Semanas antes nada tinha mudado. Eu estava lá, no mesmo lugar. Olhei para o amarelo e senti que ele estava triste. Mexeu a cabeça e girou os olhos para baixo. Falei com o velho: – O amarelo está apático Pepe?

E parecendo dialogar conosco, o amarelo olhou para o nada, apático, moveu o pescoço e dormiu. Pepe dizia que os cães eram assim mesmo, que também precisavam ter seus próprios abismos e que a vida era assim, talvez nenhuma revolução mude isso, sublinhou com o saco de café nas mãos. Seguiu-se um debate acalorado onde o velho tremia a colher em riste e alguém perguntando em espanhol se a revolução fecharia ou não os abismos. Mas de fato, o resultado era inóspito.

Comecei a me sentir culpado. Até que o amarelo, alguns segundos depois, começou a se coçar vigorosamente para desespero da teoria do velho. Lambeu os lábios e pôs se a espreguiçar nos meus pés, simulando felicidade enquanto eu dizia que Pepe estava errado e alguém lhe deu um apertão nas bochechas. Ali percebi que apesar da comemoração de fora para dentro, quem estava triste era eu e que Pepe falava, sem saber, de mim. 

– Ele me olha com tristeza, veja Pepe. O cachoro sonda algum abismo do mundo.

– Pare de falar besteira estrangeiro, o cachorro está cansado, como eu, porque é velho.

O amarelo dormia e eu ficava acordado. Ele sonhava ou gania durante o sono e quando eu encostava minhas mãos no seu pelo ele se movia abruptamente. Era um cachorro angustiado, tal como eu e passei a insistir nessa tese sempre que via o velho. 

– Pepe, o cachorro é meio angustiado…

– Ele só está cansado estrangeiro, ele correu por todo o quintal. Vá para a gráfica, pare de inventar essas histórias e batia na mesa com rudeza e um sorriso que fechava o meu dia.

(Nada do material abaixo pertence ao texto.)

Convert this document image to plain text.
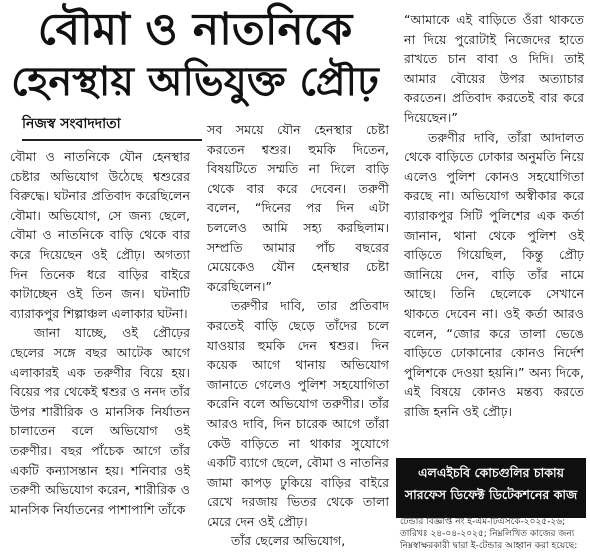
বৌমা ও নাতনিকে
হেনস্থায় অভিযুক্ত প্রৌঢ়
নিজস্ব সংবাদদাতা

বৌমা ও নাতনিকে যৌন হেনস্থার চেষ্টার অভিযোগ উঠেছে শ্বশুরের বিরুদ্ধে। ঘটনার প্রতিবাদ করেছিলেন বৌমা। অভিযোগ, সে জন্য ছেলে, বৌমা ও নাতনিকে বাড়ি থেকে বার করে দিয়েছেন ওই প্রৌঢ়। অগত্যা দিন তিনেক ধরে বাড়ির বাইরে কাটাচ্ছেন ওই তিন জন। ঘটনাটি ব্যারাকপুর শিল্পাঞ্চল এলাকার ঘটনা।

জানা যাচ্ছে, ওই প্রৌঢ়ের ছেলের সঙ্গে বছর আটেক আগে এলাকারই এক তরুণীর বিয়ে হয়। বিয়ের পর থেকেই শ্বশুর ও ননদ তাঁর উপর শারীরিক ও মানসিক নির্যাতন চালাতেন বলে অভিযোগ ওই তরুণীর। বছর পাঁচেক আগে তাঁর একটি কন্যাসন্তান হয়। শনিবার ওই তরুণী অভিযোগ করেন, শারীরিক ও মানসিক নির্যাতনের পাশাপাশি তাঁকে

সব সময়ে যৌন হেনস্থার চেষ্টা করতেন শ্বশুর। হুমকি দিতেন, বিষয়টিতে সম্মতি না দিলে বাড়ি থেকে বার করে দেবেন। তরুণী বলেন, “দিনের পর দিন এটা চললেও আমি সহ্য করছিলাম। সম্প্রতি আমার পাঁচ বছরের মেয়েকেও যৌন হেনস্থার চেষ্টা করেছিলেন।”

তরুণীর দাবি, তার প্রতিবাদ করতেই বাড়ি ছেড়ে তাঁদের চলে যাওয়ার হুমকি দেন শ্বশুর। দিন কয়েক আগে থানায় অভিযোগ জানাতে গেলেও পুলিশ সহযোগিতা করেনি বলে অভিযোগ তরুণীর। তাঁর আরও দাবি, দিন চারেক আগে তাঁরা কেউ বাড়িতে না থাকার সুযোগে একটি ব্যাগে ছেলে, বৌমা ও নাতনির জামা কাপড় ঢুকিয়ে বাড়ির বাইরে রেখে দরজায় ভিতর থেকে তালা মেরে দেন ওই প্রৌঢ়।

তাঁর ছেলের অভিযোগ,

“আমাকে এই বাড়িতে ওঁরা থাকতে না দিয়ে পুরোটাই নিজেদের হাতে রাখতে চান বাবা ও দিদি। তাই আমার বৌয়ের উপর অত্যাচার করতেন। প্রতিবাদ করতেই বার করে দিয়েছেন।”

তরুণীর দাবি, তাঁরা আদালত থেকে বাড়িতে ঢোকার অনুমতি নিয়ে এলেও পুলিশ কোনও সহযোগিতা করছে না। অভিযোগ অস্বীকার করে ব্যারাকপুর সিটি পুলিশের এক কর্তা জানান, থানা থেকে পুলিশ ওই বাড়িতে গিয়েছিল, কিন্তু প্রৌঢ় জানিয়ে দেন, বাড়ি তাঁর নামে আছে। তিনি ছেলেকে সেখানে থাকতে দেবেন না। ওই কর্তা আরও বলেন, “জোর করে তালা ভেঙে বাড়িতে ঢোকানোর কোনও নির্দেশ পুলিশকে দেওয়া হয়নি।” অন্য দিকে, এই বিষয়ে কোনও মন্তব্য করতে রাজি হননি ওই প্রৌঢ়।

এলএইচবি কোচগুলির চাকায়
সারফেস ডিফেক্ট ডিটেকশনের কাজ
টেন্ডার বিজ্ঞপ্তি নং ই-এম-টিএসকে-২০২৫-২৬;
তারিখঃ ২৪-০৪-২০২৫; নিম্নলিখিত কাজের জন্য
নিম্নস্বাক্ষরকারী দ্বারা ই-টেন্ডার আহ্বান করা হয়েছে:
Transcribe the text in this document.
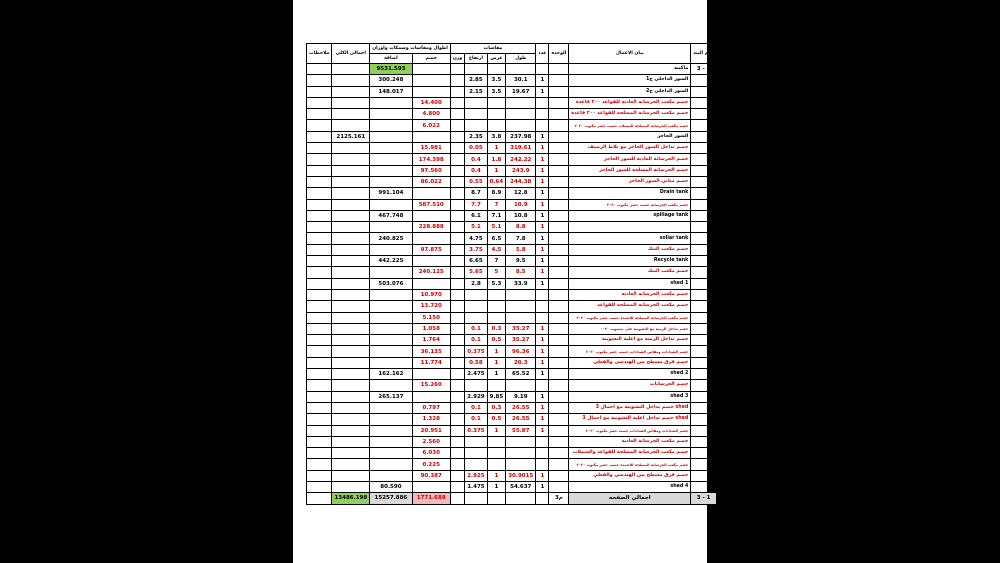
ملاحظات	اجمالي الكلي	اطوال ومقاسات وسمكات واوزان		مقاسات				عدد	الوحده	بيان الاعمال	رقم البند
		اضافه	خصم	وزن	ارتفاع	عرض	طول				
		9531.593								ماكينة	3 - 1
		300.248			2.85	3.5	30.1	1		السور الداخلي ج1	
		148.017			2.15	3.5	19.67	1		السور الداخلي ج2	
			14.400							خصم مكعب الخرسانة العادية للقواعد ٢٠٠ قاعدة	
			4.800							خصم مكعب الخرسانة المسلحة للقواعد ٢٠٠ قاعدة	
			6.022							خصم مكعب الخرسانة المسلحة للسملات حسب حصر مكتوب ٢٠٢٠	
	2125.161				2.35	3.8	237.98	1		السور الحاجز	
			15.981		0.05	1	319.61	1		خصم تداخل السور الحاجز مع بلاط الرصيف	
			174.398		0.4	1.8	242.22	1		خصم الخرسانة العادية للسور الحاجز	
			97.560		0.4	1	243.9	1		خصم الخرسانة المسلحة للسور الحاجز	
			86.022		0.55	0.64	244.38	1		خصم مباني السور الحاجز	
		991.104			8.7	8.9	12.8	1		Drain tank	
			587.510		7.7	7	10.9	1		خصم مكعب الخرسانة حسب حصر مكتوب ٢٠٢٠	
		467.748			6.1	7.1	10.8	1		spillage tank	
			228.888		5.1	5.1	8.8	1			
		240.825			4.75	6.5	7.8	1		sollar tank	
			97.875		3.75	4.5	5.8	1		خصم مكعب التنك	
		442.225			6.65	7	9.5	1		Recycle tank	
			240.125		5.65	5	8.5	1		خصم مكعب التنك	
		503.076			2.8	5.3	33.9	1		shed 1	
			10.970							خصم مكعب الخرسانة العادية	
			13.720							خصم مكعب الخرسانة المسلحة للقواعد	
			5.150							خصم مكعب الخرسانة المسلحة للاعمدة حسب حصر مكتوب ٢٠٢٠	
			1.058		0.1	0.3	35.27	1		خصم تداخل الرمبة مع التشوينة على منسوب ٠٠٢٠	
			1.764		0.1	0.5	35.27	1		خصم تداخل الرمبة مع اعلية التشوينة	
			36.135		0.375	1	96.36	1		خصم الشدادات ومقاس الشدادات حسب حصر مكتوب ٢٠٢٠	
			11.774		0.58	1	20.3	1		خصم فرق مسطح بين الهندسي والفعلي	
		162.162			2.475	1	65.52	1		shed 2	
			15.260							خصم الخرسانات	
		265.137			2.929	9.85	9.19	1		shed 3	
			0.797		0.1	0.3	26.55	1		خصم تداخل التشوينة مع احمال 3 shed	
			1.328		0.1	0.5	26.55	1		خصم تداخل اعلية التشوينة مع احمال 3 shed	
			20.951		0.375	1	55.87	1		خصم الشدادات ومقاس الشدادات حسب حصر مكتوب ٢٠٢٠	
			2.560							خصم مكعب الخرسانة العادية	
			6.030							خصم مكعب الخرسانة المسلحة للقواعد والسملات	
			0.225							خصم مكعب الخرسانة المسلحة للاعمدة حسب حصر مكتوب ٢٠٢٠	
			90.387		2.925	1	30.9015	1		خصم فرق مسطح بين الهندسي والفعلي	
		80.590			1.475	1	54.637	1		shed 4	
	13486.198	15257.886	1771.688						م3	اجمالي الصفحه	3 - 1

A análise de Pepe e a minha virou um caso de esgrima pessoal. Alguns embates se seguiram, sem nenhum vencedor.

E quando eu dizia isto a outros do sindicato, riam ou não acreditavam que era possível existir um cachorro angustiado. “Pare de projetar no cachorro suas emoções, diziam, é só um cachorro”. Mas eu respondia, falando que não. Eu não projetava nada. Quem duvida que pode haver um cachorro angustiado no mundo? Vocês estão errados e não vêem nada. Só vêem o que querem ver: um cachorro que segue sua natureza. Mas e se esse não seguisse? 

Mas o mundo seguia. As vizinhas e vizinhos procuravam o cachorro dia após dia e nisso eu me deprimia, apesar de para o mundo, parecer ativo, altivo, quase que invencível com a marcha da utopia nos ombros. Mas no fundo não conseguia me mover. Estava paralisado. Tudo parecia lento e silencioso apesar de acreditar na transformação e na procura do amarelo de maneira decidida, cada passo doía enormemente… Com isso passei a ignorar a luta, a organização, os piquetes, o café e até mesmo as tarefas do cotidiano: varrer, cozinhar, fazer a barba. Nada fazia sentido. Até que um dia tive uma crise. Um cão cinza mordeu minhas costas. Tomei analgésico por três dias e a dor não passou. O cão cinza latiu dentro do vagão do metrô. Latia até tirar meu ar. Eu não aguentei e saí. Procurei o ar e sentei no banco verde. O cão cinza deitou do meu lado e dormiu.

Saí, sentia que ele me perseguia e arfava dentro da minha cabeça. O amarelo ausente, já não era capaz de me dar certo horário, apesar de eu nunca ter tido nenhum. Passei a ficar ausente de tudo. E um dia, na noite, lembrei de Boris Wladimirovich, um russo-ucraniano que exilou-se na Argentina. Falecida sua companheira, foi viver de vodka e anarquismo em outro país. Acabou num sanatório, não porque era louco (e quem não era?), mas porque ao se fingir de louco tomou a atitude mais sã da Argentina dos anos 20: executar o carrasco da Liga Patriótica que matou Kurt Wilckens, outro angustiado, que por viver a angústia de ter assistido o fuzilamento de mais de 1500 trabalhadores pelo comandante Varela, não se aguentou. Largou seu pacifismo e justiçou o assassino em massa, Varela. Virou um herói do povo, mas foi morto por um membro da Liga Patriótica dentro da prisão, que para se safar, fingiu-se de louco e foi internado num sanatório. Só não contava com as angústias de Germán Boris Wladimirovich. Aquele russo introspectivo que decidido, sob seu cinza particular, resolveu não só as suas angústias, mas a de toda a classe trabalhadora argentina numa única jogada, com um revólver dado a outro preso.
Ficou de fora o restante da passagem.